Facing an impending expiration, a controversial federal program designed to attract wealthy immigrants has federal lawmakers at an impasse, leaving its long-term future uncertain.
A key provision of the EB-5 program, which gives permanent U.S. residency to foreigners who invest at least $500,000 in certain businesses, is due to lapse Sept. 30, although Congress on Tuesday appeared to be ready to give it a short-term extension until after the presidential election.
The program has surged in popularity in recent years among real-estate developers who have tapped it to help finance some of the most high-profile projects in the U.S., including the giantHudson Yards development rising on the west side of Manhattan. The main draw is the low-cost loans provided by the foreign investors—who are mostly from China—which can save the developers tens of millions to hundreds of millions of dollars in borrowing costs.

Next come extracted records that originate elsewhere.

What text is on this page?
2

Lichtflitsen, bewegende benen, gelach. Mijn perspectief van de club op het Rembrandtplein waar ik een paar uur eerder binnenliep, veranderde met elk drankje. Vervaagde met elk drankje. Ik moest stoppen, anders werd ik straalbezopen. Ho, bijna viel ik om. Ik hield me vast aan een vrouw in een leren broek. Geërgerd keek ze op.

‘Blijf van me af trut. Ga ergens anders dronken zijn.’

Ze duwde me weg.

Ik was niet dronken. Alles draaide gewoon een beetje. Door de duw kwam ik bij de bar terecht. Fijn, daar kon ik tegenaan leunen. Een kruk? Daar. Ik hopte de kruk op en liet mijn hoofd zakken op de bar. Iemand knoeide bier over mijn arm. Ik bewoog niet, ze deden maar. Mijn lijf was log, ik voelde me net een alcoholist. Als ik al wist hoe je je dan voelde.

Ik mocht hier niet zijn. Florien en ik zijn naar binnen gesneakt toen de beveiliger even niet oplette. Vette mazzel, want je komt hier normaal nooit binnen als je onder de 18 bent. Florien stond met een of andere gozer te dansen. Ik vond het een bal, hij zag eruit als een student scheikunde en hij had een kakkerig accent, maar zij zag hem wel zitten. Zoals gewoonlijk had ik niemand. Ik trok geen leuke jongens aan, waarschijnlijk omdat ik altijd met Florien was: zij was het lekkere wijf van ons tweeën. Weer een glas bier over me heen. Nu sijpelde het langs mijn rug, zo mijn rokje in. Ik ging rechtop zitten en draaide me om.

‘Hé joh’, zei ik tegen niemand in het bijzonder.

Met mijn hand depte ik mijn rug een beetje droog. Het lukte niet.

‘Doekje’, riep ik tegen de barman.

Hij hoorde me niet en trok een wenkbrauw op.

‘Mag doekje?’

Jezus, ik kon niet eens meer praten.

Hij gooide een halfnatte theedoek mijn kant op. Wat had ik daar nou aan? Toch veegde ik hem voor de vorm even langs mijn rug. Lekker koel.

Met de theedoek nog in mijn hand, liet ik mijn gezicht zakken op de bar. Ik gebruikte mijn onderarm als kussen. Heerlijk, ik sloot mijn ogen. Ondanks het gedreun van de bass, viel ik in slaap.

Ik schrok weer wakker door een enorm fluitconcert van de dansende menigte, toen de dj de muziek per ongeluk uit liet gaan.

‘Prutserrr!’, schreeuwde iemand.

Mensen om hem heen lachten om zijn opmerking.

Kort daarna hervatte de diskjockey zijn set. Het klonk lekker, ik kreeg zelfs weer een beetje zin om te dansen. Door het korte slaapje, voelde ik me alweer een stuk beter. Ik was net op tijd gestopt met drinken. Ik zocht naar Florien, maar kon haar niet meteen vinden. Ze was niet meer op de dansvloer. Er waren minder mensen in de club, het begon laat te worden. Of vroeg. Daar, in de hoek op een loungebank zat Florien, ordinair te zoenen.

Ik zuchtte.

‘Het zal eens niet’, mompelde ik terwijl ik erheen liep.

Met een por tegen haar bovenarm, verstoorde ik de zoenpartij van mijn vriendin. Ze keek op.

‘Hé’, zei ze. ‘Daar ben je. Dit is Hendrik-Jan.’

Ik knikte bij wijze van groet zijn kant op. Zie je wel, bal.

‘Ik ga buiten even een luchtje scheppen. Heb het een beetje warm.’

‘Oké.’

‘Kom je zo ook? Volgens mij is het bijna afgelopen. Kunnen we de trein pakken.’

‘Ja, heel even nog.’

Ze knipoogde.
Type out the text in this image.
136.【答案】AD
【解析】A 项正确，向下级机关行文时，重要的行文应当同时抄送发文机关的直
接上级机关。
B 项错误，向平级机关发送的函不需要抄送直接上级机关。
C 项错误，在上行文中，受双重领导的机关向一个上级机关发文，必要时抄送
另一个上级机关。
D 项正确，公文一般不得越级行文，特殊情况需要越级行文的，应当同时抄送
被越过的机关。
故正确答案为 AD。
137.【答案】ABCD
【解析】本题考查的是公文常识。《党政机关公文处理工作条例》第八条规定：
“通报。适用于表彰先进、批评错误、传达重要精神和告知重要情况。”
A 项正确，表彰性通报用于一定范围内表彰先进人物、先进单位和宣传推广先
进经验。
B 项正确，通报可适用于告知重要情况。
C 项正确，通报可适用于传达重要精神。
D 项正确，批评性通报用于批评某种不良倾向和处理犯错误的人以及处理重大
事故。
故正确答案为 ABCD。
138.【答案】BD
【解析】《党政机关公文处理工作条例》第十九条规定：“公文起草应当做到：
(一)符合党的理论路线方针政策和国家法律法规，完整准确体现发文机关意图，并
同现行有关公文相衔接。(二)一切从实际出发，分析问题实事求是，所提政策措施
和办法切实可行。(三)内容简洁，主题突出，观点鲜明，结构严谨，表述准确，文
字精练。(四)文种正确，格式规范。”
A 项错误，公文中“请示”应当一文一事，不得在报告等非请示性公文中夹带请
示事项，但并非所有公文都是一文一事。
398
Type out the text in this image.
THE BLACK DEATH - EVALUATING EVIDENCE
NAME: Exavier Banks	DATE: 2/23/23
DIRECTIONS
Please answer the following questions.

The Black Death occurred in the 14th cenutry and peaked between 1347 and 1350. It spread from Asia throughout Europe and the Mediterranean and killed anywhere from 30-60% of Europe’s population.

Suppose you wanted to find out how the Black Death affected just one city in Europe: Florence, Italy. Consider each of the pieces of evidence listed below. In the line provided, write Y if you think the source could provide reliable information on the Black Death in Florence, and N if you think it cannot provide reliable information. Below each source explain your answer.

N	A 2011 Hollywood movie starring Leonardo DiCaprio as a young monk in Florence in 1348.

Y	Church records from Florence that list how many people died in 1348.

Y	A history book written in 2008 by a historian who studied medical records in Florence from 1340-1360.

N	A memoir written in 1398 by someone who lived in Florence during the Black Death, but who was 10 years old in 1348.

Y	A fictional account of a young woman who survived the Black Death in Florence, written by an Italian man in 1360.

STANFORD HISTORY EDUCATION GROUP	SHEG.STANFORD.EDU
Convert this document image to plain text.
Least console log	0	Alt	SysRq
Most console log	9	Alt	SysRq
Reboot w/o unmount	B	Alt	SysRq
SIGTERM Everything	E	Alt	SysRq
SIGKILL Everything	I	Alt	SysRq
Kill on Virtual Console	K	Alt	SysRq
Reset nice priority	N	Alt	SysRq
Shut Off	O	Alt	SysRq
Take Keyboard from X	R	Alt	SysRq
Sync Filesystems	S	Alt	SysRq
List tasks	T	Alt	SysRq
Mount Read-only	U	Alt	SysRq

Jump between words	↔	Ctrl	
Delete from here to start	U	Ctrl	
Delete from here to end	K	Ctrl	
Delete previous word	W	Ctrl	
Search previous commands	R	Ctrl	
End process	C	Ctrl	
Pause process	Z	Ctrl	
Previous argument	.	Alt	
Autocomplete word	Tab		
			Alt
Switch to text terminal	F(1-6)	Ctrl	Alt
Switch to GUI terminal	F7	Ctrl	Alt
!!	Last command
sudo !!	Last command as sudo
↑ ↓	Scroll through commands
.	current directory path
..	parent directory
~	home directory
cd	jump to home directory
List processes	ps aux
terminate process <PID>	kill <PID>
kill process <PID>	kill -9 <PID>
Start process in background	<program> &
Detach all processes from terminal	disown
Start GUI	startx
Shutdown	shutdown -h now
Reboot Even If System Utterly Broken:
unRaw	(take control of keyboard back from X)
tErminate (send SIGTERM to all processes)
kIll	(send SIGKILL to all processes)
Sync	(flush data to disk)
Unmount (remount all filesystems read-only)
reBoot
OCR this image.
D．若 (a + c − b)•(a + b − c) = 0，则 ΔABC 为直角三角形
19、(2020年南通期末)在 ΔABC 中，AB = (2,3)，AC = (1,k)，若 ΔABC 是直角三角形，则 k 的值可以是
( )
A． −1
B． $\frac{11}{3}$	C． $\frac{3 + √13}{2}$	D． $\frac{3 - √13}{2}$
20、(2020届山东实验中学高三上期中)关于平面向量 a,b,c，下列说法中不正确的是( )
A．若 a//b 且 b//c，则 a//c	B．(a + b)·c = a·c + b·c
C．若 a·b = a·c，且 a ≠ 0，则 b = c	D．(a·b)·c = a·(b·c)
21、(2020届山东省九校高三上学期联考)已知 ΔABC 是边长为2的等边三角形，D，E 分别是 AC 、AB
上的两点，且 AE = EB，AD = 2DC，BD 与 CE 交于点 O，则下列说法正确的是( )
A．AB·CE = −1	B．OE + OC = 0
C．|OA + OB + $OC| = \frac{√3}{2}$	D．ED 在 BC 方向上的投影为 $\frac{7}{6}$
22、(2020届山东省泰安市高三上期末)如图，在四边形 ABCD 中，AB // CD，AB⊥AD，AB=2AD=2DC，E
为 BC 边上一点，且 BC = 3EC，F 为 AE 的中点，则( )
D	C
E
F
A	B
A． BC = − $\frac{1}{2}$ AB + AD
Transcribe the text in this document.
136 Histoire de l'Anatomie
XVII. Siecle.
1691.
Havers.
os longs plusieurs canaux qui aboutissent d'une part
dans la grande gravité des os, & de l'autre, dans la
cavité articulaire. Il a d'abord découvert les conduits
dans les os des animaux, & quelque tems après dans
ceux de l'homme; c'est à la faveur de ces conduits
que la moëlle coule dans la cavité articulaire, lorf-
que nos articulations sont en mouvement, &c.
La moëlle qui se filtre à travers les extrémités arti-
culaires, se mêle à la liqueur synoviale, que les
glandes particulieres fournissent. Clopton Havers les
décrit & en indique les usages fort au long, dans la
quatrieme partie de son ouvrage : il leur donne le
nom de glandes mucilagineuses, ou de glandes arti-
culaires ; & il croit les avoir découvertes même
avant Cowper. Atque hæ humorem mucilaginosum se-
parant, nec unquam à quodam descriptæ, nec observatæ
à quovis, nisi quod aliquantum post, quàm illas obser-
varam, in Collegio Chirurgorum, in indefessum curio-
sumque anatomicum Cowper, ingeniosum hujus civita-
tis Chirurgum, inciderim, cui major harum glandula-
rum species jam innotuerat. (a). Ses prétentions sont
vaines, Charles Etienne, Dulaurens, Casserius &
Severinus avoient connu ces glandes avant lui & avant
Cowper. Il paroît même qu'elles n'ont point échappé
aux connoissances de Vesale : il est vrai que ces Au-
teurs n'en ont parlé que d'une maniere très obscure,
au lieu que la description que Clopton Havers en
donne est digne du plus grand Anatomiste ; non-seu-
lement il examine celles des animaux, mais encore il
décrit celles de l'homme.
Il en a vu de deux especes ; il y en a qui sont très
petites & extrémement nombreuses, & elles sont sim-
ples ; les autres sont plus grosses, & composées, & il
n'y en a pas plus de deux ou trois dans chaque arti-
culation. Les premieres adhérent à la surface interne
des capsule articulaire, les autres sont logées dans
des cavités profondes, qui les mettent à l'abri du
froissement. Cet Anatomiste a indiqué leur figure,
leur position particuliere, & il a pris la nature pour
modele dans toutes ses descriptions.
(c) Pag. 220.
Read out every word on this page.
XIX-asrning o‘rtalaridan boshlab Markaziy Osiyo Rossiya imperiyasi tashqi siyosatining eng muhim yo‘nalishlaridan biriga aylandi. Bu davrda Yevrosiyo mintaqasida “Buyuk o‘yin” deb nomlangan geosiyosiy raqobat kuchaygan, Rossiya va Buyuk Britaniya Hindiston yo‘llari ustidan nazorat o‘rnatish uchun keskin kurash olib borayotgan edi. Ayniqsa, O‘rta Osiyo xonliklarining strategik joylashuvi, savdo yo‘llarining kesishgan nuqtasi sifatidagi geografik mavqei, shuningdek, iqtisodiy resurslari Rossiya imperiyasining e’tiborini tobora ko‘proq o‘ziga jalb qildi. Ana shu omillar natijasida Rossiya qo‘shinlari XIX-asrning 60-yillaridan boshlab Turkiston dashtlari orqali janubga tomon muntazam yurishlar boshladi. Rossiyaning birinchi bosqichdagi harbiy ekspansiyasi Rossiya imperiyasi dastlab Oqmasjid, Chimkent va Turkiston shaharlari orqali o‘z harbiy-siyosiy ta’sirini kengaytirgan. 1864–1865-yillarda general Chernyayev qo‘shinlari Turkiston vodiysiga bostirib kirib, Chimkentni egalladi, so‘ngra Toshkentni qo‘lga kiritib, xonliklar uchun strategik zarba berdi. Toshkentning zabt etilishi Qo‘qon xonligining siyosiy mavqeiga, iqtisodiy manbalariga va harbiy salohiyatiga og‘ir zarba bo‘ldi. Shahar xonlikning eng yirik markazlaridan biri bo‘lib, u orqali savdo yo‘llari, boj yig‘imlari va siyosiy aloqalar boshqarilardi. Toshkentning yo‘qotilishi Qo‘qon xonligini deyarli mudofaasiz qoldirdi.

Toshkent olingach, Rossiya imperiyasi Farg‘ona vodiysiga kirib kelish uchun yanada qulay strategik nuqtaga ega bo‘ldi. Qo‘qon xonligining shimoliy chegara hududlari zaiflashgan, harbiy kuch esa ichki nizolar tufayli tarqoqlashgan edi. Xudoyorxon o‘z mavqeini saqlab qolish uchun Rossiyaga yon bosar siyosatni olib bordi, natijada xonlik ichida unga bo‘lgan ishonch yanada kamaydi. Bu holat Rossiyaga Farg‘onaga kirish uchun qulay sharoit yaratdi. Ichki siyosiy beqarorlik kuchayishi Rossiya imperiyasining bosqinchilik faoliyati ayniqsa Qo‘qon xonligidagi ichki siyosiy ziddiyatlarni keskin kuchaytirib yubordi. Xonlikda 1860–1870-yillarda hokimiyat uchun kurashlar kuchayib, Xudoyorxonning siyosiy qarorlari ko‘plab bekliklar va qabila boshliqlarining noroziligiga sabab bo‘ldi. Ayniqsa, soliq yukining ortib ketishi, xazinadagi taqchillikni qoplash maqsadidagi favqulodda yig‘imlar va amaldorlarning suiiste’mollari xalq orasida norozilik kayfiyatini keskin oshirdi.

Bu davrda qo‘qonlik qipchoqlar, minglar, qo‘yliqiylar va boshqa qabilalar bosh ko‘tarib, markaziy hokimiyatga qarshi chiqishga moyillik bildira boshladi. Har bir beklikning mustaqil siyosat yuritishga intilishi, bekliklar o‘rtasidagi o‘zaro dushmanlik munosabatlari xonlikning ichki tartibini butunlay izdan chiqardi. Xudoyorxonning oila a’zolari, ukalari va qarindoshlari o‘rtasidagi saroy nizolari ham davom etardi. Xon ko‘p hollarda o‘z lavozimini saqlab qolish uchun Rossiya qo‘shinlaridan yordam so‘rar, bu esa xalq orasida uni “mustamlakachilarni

But the program has drawn criticism. Allegations of fraud have marred numerous projects that have left investors with neither their money nor a visa amid loose regulations, including a high-profile Vermont ski resort. In addition, the program has become dominated by high-end developments in prosperous urban neighborhoods that are using a piece of the program meant for rural and high-unemployment neighborhoods. This practice, known as gerrymandering because the developers draw special districts that link their projects with high-unemployment neighborhoods that are sometimes miles away, has made it harder to raise money in economically struggling areas, EB-5 professionals say.